I will give Smil credit for promoting energy efficiency as the most important way to speed the path to renewables. Though his article is fraught with deceptions and half-truths, it will truly be very difficult to ramp up renewables as fast as we need to, and fast-payback efforts to reduce energy demand will be key. It’s too bad Smil didn’t point to Lovins’ great Reinventing Fire which so clearly and carefully shows us how to do exactly that.

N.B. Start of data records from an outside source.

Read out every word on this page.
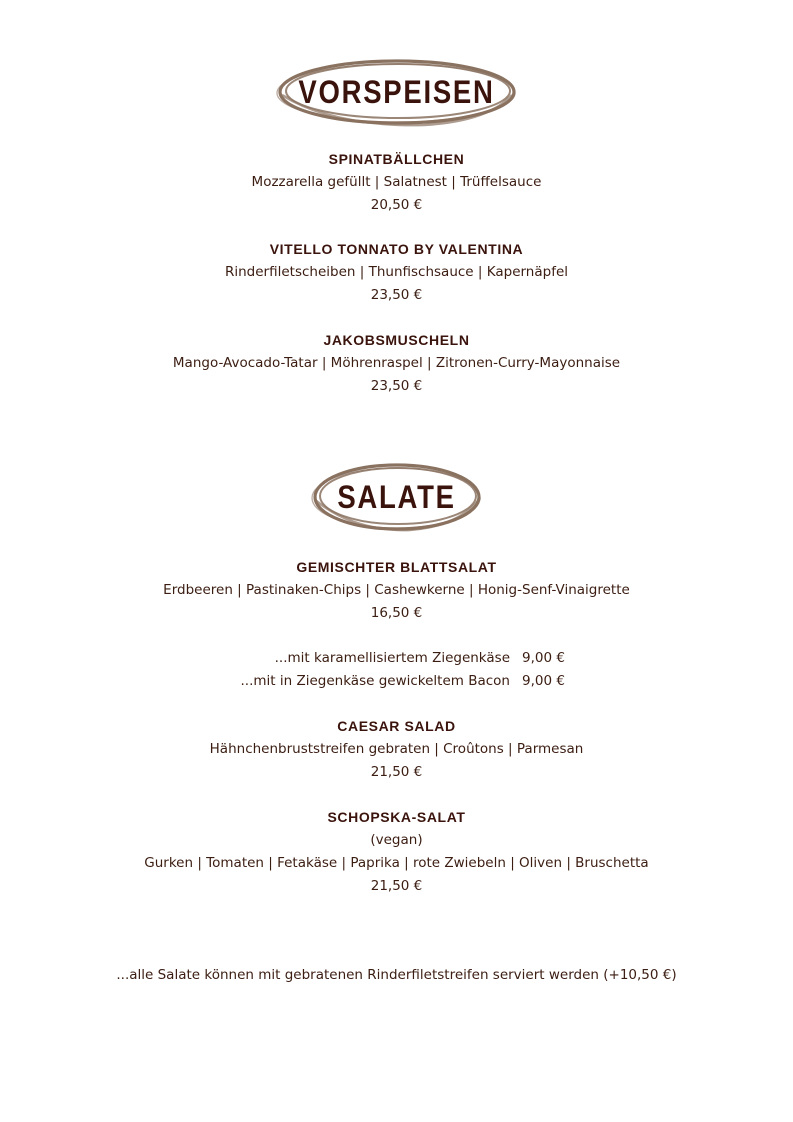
VORSPEISEN
SPINATBÄLLCHEN
Mozzarella gefüllt | Salatnest | Trüffelsauce
20,50 €
VITELLO TONNATO BY VALENTINA
Rinderfiletscheiben | Thunfischsauce | Kapernäpfel
23,50 €
JAKOBSMUSCHELN
Mango-Avocado-Tatar | Möhrenraspel | Zitronen-Curry-Mayonnaise
23,50 €
SALATE
GEMISCHTER BLATTSALAT
Erdbeeren | Pastinaken-Chips | Cashewkerne | Honig-Senf-Vinaigrette
16,50 €
...mit karamellisiertem Ziegenkäse 9,00 €
...mit in Ziegenkäse gewickeltem Bacon 9,00 €
CAESAR SALAD
Hähnchenbruststreifen gebraten | Croûtons | Parmesan
21,50 €
SCHOPSKA-SALAT
(vegan)
Gurken | Tomaten | Fetakäse | Paprika | rote Zwiebeln | Oliven | Bruschetta
21,50 €
...alle Salate können mit gebratenen Rinderfiletstreifen serviert werden (+10,50 €)
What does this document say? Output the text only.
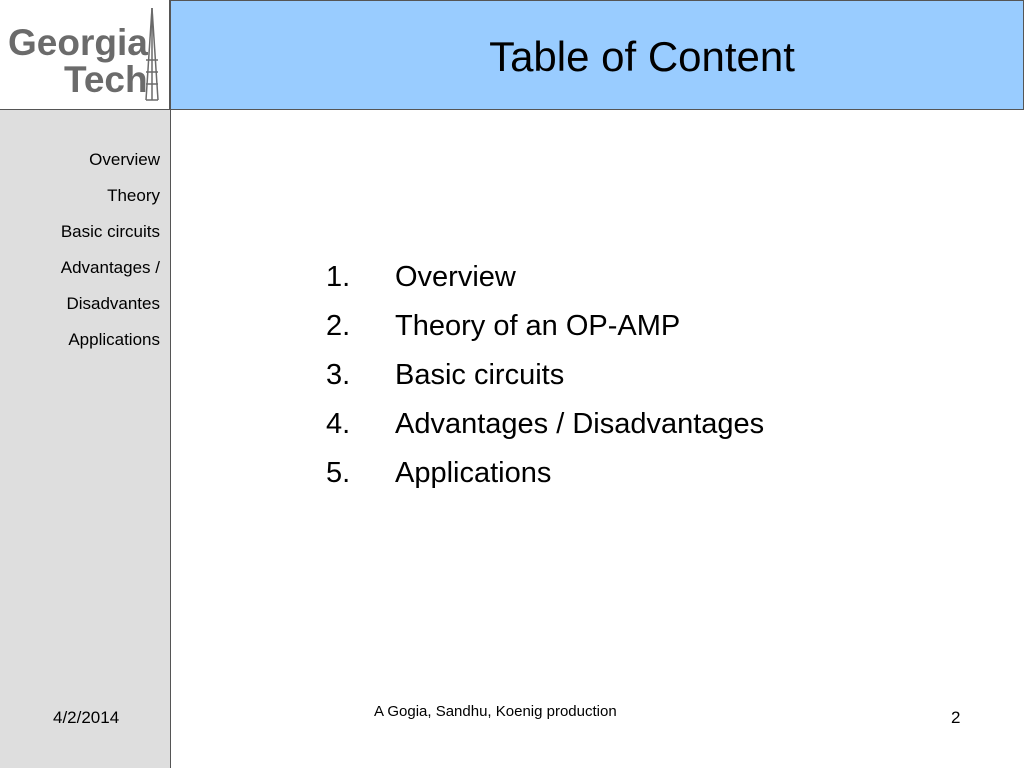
Georgia
Tech	Table of Content
Overview
Theory
Basic circuits
Advantages /
Disadvantes
Applications
4/2/2014
1.	Overview
2.	Theory of an OP-AMP
3.	Basic circuits
4.	Advantages / Disadvantages
5.	Applications
A Gogia, Sandhu, Koenig production	2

Great comeback to a very deceptive article. I hope you have sent this as a letter to Scientific American. I agree with Vaclav Smil on one thing: that a continental-scale supergrid is essential to make non-dispatchable renewables work at the lowest aggregate cost. I have been upset with wind & solar energy project developers for not advocating for the supergrid; I think I know why they have not: until recently, a supergrid would imply lots of new overhead lines, or else a great leap into a superconducting grid (a great concept, but not ready for prime time). I recognized this problem a long time ago, and have devoted myself to inventing/developing high capacity underground electric pipelines of a new design, “elpipes,” which are sort of a mash-up of a powerline, a pipeline, and a train. Elpipes enable a robust and underground HVDC grid.